Idaho Politician Opposes Removing Tax on Gold for a Very Odd Reason
We witnessed what appeared to be the Dunning-Kruger effect (people who know the least tend to overvalue their own competence, and believe that they are experiencing some sort of upper-echelon level of thinking) in action earlier this month on the floor of the Idaho House of Representatives.
During the March 14 floor debate on Idaho’s House Bill 206, a measure that promotes sound money by removing Idaho income taxation from precious metals, Democrat Representative Mat Erpelding—the House Minority Leader—shared his two cents, even after asserting that he had no opinion on the bill (but then voted against it).
“Thank you, Mr. Speaker. I don’t have an opinion on this bill. However, I do have an opinion on facts.
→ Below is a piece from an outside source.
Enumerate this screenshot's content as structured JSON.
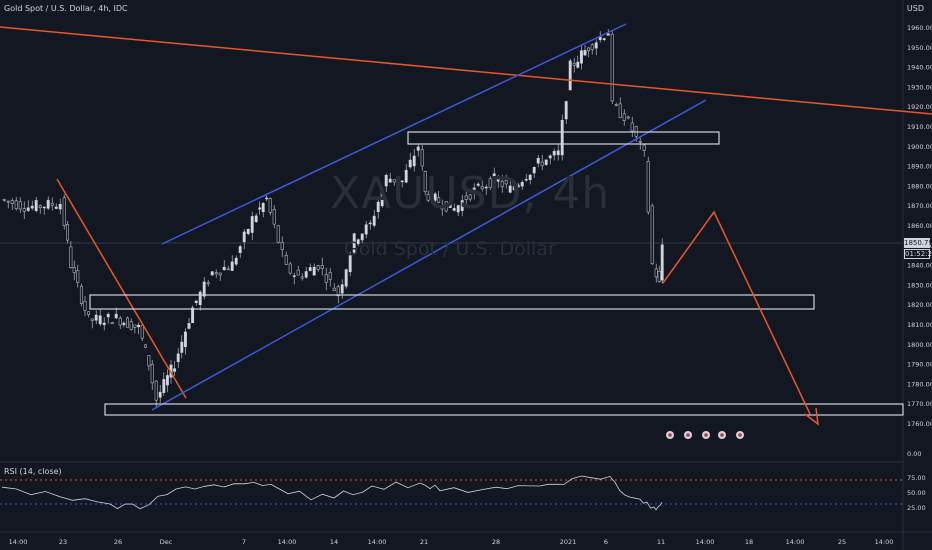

Facts are somewhat important,” Representative Erpelding said. “If we say that gold is going to protect us from inflation, I want to point out that in 1868, gold was $27 an ounce, and today gold is $1,218 an ounce. So we can’t say that gold is going to protect us from inflation when you have that type of a price range over the last hundred years.”
What? The purchasing power of the dollar versus gold has fallen nearly 98% and gold therefore offers no protection against inflation?
Despite Minority Leader Erpelding’s objection, House Bill 206 overwhelmingly passed by 56 to 13. Next, sound money supporters hope to receive a hearing and a vote in the Idaho Senate.